You will need to hold sessions with employees implementing ROWE to explain how it works. Employees will need to understand:
- ROWE is a new way of approaching employees schedules, productivity, and business.
- Departments which implement ROWE need to not focus on timesheets, who’s in first, who stays late, and all of the stigma attached with employees who do not work long hours. The focus is now on productivity – getting the job done.
- Mandatory meetings where employees must be present will interfere with ROWE. Some meetings are ok – do the rest via conference call.
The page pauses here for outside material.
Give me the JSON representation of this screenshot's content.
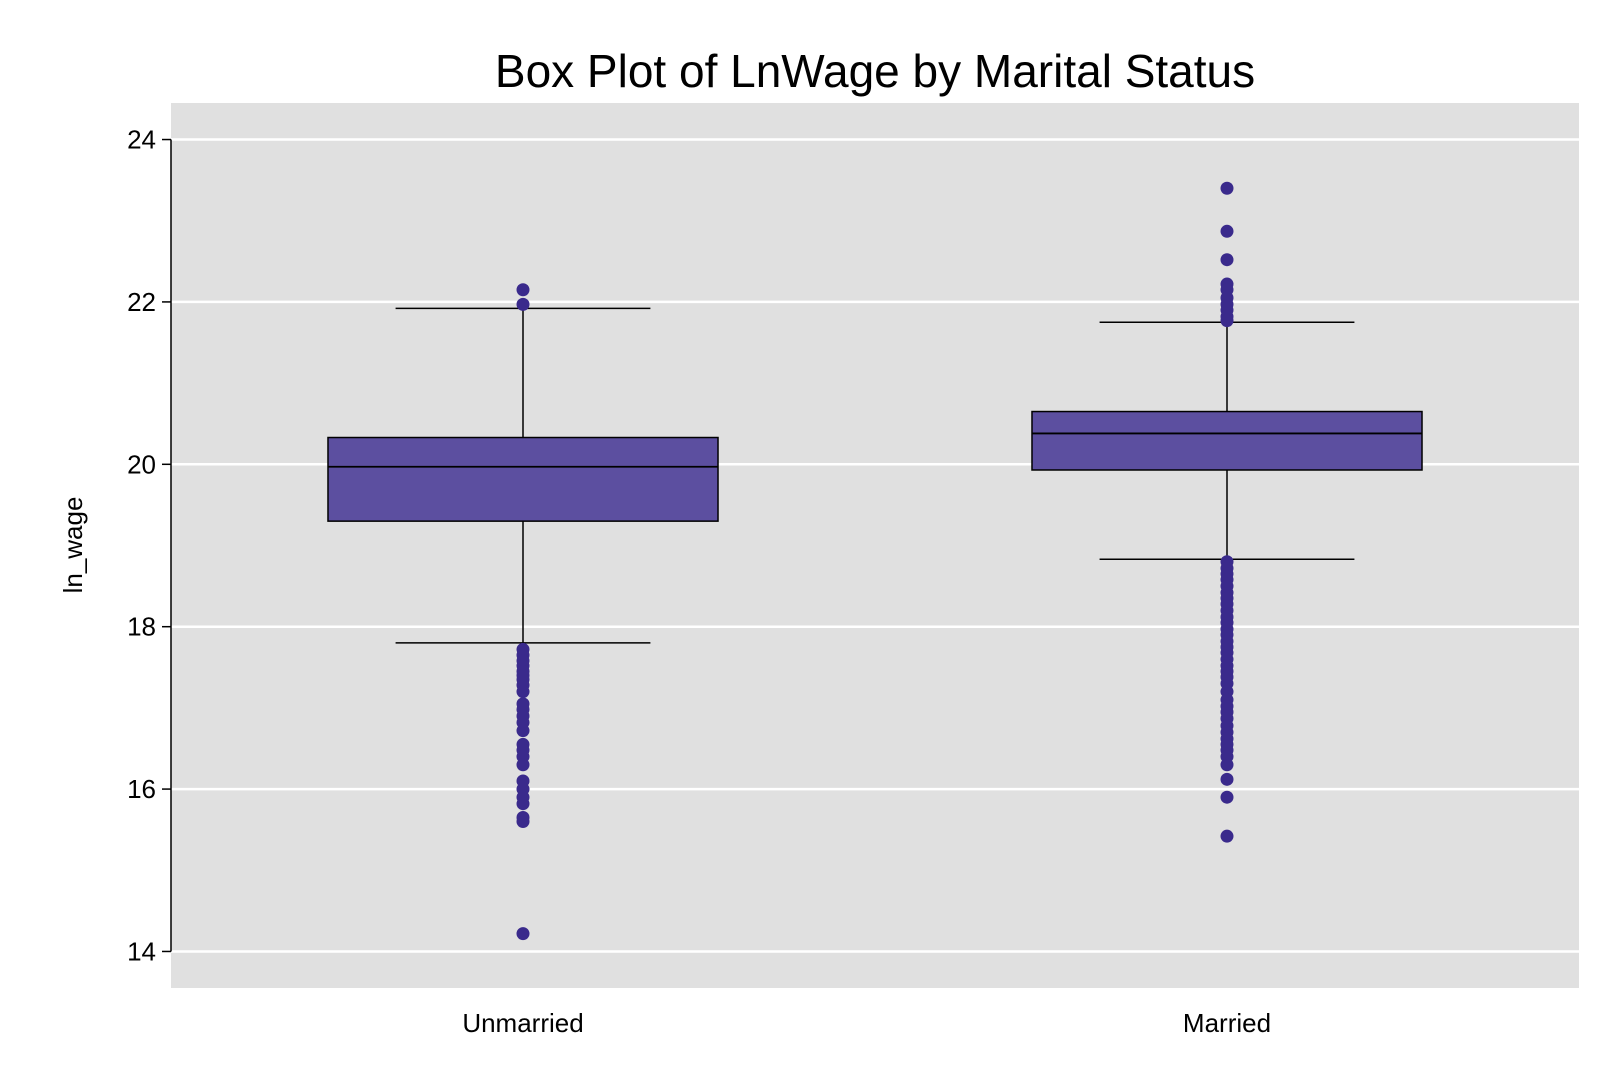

- Non-exempt employees must, by federal law, complete a time sheet of how many hours they worked to comply with over time rules. Your company will need to decide how to best comply and still implement ROWE for non-exempt employees.
- You cannot push your workload onto another employee who comes into the office.
Phase 2: Adjusting to Your New Schedules
ROWE focuses on productivity and results, so employees and managers will need to work together to address the goals and requirements of each job to ensure the employee is producing while able to take advantage of the benefits of working under ROWE. Employees will need to learn how to not work 24 hours – ROWE is not meant to increase your workload to the breaking point, but instead to shift your work into different times, provide the flexibility to work your own schedule, and provide an opportunity to the truly efficient and productive workers to condense working into less time.
As a manager, you will need to learn how to manage people, their goals, and tasks while they are working flexible schedules. This is one of most difficult processes of implementing ROWE and you may find that some of your managers and supervisors are not up to the task. Some employees will not survive the transition to ROWE and you will need to deal with those situations as they arise.
Phase 3: Implement in the Next Department
Next, we will move into the next department that desires to move to the ROWE model and implement this work strategy. We recommend implementing a department at a time – move towards the ones that have “bought in” to working in ROWE and will provide the less resistance. Over time, as managers and employees see the benefits of ROWE in action, the migration will be easier.
ROWE isn’t for every company (though ROWE consultants will insist it is!), but it can make a big difference in productivity and employee satisfaction in the firms that implement it.